Jul 29 15:37:59 build2001 docker-report-k8s[4134263]: 2024-07-29 15:37:59,515 WARNING[docker-report] Unable to create a report for docker-registry.wikimedia.org/wikimedia/blubber-buildkit:v0.12.0. The image is not supported.
Jul 29 15:48:35 build2001 docker-report-k8s[4134263]: 2024-07-29 15:48:35,508 WARNING[docker-report] Unable to create a report for docker-registry.wikimedia.org/wikimedia/generated-data-platform-datasets-image-suggestions:stable. The image is not supported.
Jul 29 16:39:50 build2001 docker-report-k8s[4134263]: 2024-07-29 16:39:50,697 WARNING[docker-report] Unable to create a report for docker-registry.wikimedia.org/wikimedia/mediawiki-libs-shellbox:video. The image is not supported.
Jul 29 16:39:51 build2001 docker-report-k8s[4134263]: 2024-07-29 16:39:51,181 WARNING[docker-report] Unable to create a report for docker-registry.wikimedia.org/wikimedia/mediawiki-multiversion:protoprod. The image is not supported.

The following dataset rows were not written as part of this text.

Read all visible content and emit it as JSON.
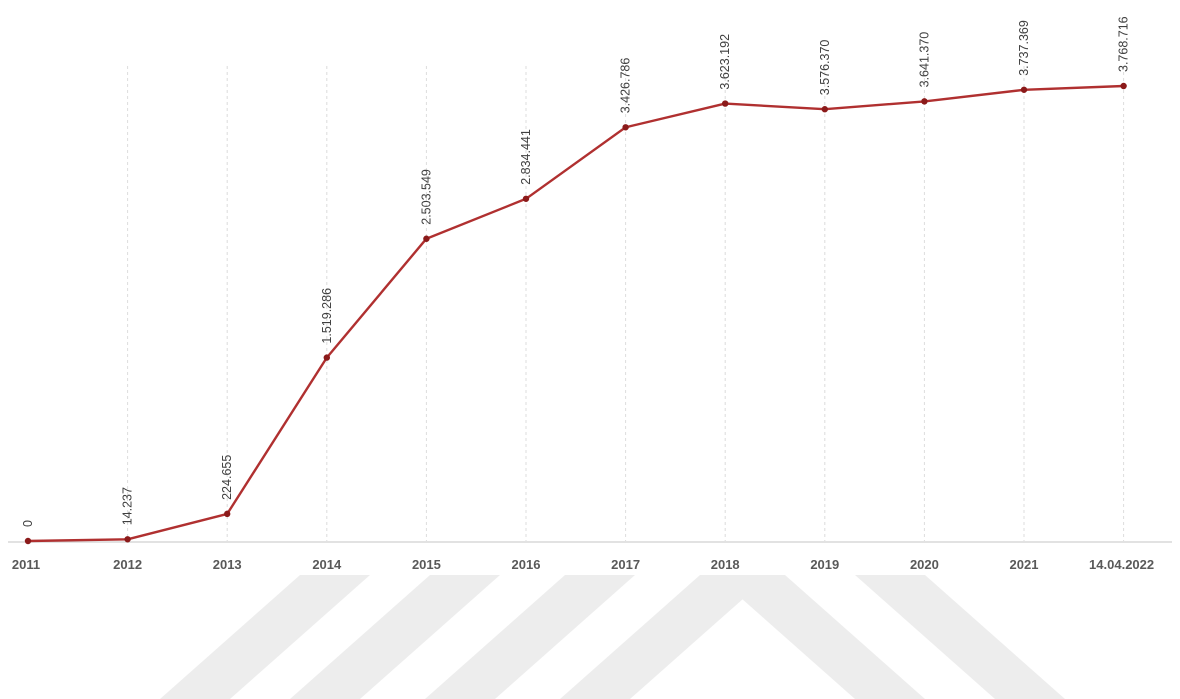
{
  "chart_data": {
    "type": "line",
    "title": "",
    "xlabel": "",
    "ylabel": "",
    "categories": [
      "2011",
      "2012",
      "2013",
      "2014",
      "2015",
      "2016",
      "2017",
      "2018",
      "2019",
      "2020",
      "2021",
      "14.04.2022"
    ],
    "series": [
      {
        "values": [
          0,
          14237,
          224655,
          1519286,
          2503549,
          2834441,
          3426786,
          3623192,
          3576370,
          3641370,
          3737369,
          3768716
        ],
        "data_labels": [
          "0",
          "14.237",
          "224.655",
          "1.519.286",
          "2.503.549",
          "2.834.441",
          "3.426.786",
          "3.623.192",
          "3.576.370",
          "3.641.370",
          "3.737.369",
          "3.768.716"
        ]
      }
    ],
    "ylim": [
      0,
      3768716
    ],
    "grid": "vertical-dashed",
    "legend": "none",
    "colors": {
      "line": "#b03030",
      "marker": "#8b1a1a",
      "grid": "#dcdcdc",
      "axis": "#d0d0d0",
      "watermark": "#ededed"
    }
  }
}
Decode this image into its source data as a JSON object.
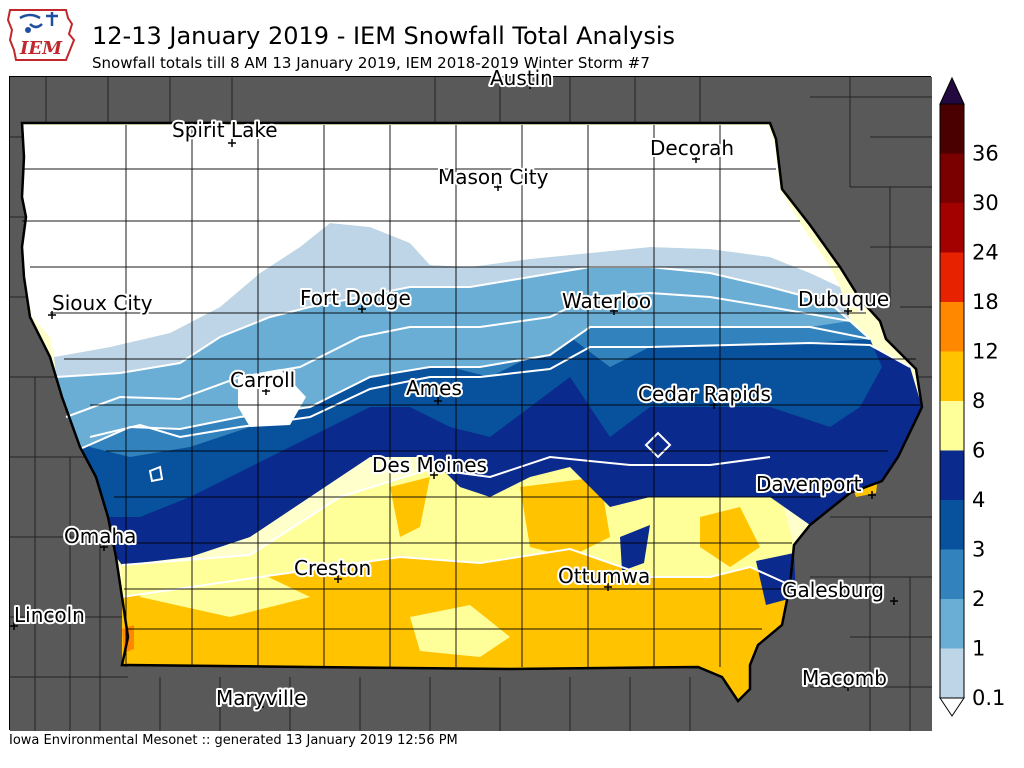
{
  "header": {
    "logo_text": "IEM",
    "title": "12-13 January 2019 - IEM Snowfall Total Analysis",
    "subtitle": "Snowfall totals till 8 AM 13 January 2019, IEM 2018-2019 Winter Storm #7"
  },
  "footer": {
    "text": "Iowa Environmental Mesonet :: generated 13 January 2019 12:56 PM"
  },
  "legend": {
    "ticks": [
      "0.1",
      "1",
      "2",
      "3",
      "4",
      "6",
      "8",
      "12",
      "18",
      "24",
      "30",
      "36"
    ],
    "colors": [
      "#bdd5e6",
      "#6aaed6",
      "#3282bd",
      "#08519c",
      "#0a2a8e",
      "#ffff99",
      "#ffc300",
      "#ff8800",
      "#e62200",
      "#a30000",
      "#7a0000",
      "#4a0000"
    ],
    "top_cap_color": "#220a40"
  },
  "map": {
    "background_color": "#595959",
    "iowa_base_color": "#ffffcc",
    "cities": [
      {
        "name": "Austin"
      },
      {
        "name": "Spirit Lake"
      },
      {
        "name": "Decorah"
      },
      {
        "name": "Mason City"
      },
      {
        "name": "Sioux City"
      },
      {
        "name": "Fort Dodge"
      },
      {
        "name": "Waterloo"
      },
      {
        "name": "Dubuque"
      },
      {
        "name": "Carroll"
      },
      {
        "name": "Ames"
      },
      {
        "name": "Cedar Rapids"
      },
      {
        "name": "Des Moines"
      },
      {
        "name": "Davenport"
      },
      {
        "name": "Omaha"
      },
      {
        "name": "Creston"
      },
      {
        "name": "Ottumwa"
      },
      {
        "name": "Galesburg"
      },
      {
        "name": "Lincoln"
      },
      {
        "name": "Macomb"
      },
      {
        "name": "Maryville"
      }
    ]
  }
}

Jul 29 16:45:51 build2001 docker-report-k8s[4134263]: 2024-07-29 16:45:51,655 WARNING[docker-report] Unable to create a report for docker-registry.wikimedia.org/wikimedia/mediawiki-services-geoshapes:2021-03-04-093059-publish. The image is not supported.
Jul 29 16:46:30 build2001 docker-report-k8s[4134263]: 2024-07-29 16:46:30,345 WARNING[docker-report] Unable to create a report for docker-registry.wikimedia.org/wikimedia/mediawiki-services-kartotherian:kartotherian. The image is not supported.
Jul 29 16:57:27 build2001 docker-report-k8s[4134263]: 2024-07-29 16:57:27,261 WARNING[docker-report] Unable to create a report for docker-registry.wikimedia.org/wikimedia/mediawiki-webserver:production. The image is not supported.
Jul 29 17:01:18 build2001 docker-report-k8s[4134263]: 2024-07-29 17:01:18,096 WARNING[docker-report] Unable to create a report for docker-registry.wikimedia.org/wikimedia/research-mwaddlink:test. The image is not supported.
Jul 29 17:03:55 build2001 docker-report-k8s[4134263]: 2024-07-29 17:03:55,491 WARNING[docker-report] Unable to create a report for docker-registry.wikimedia.org/wikimedia/wikimedia-portals:2024-07-29-122629-production. The image is not supported.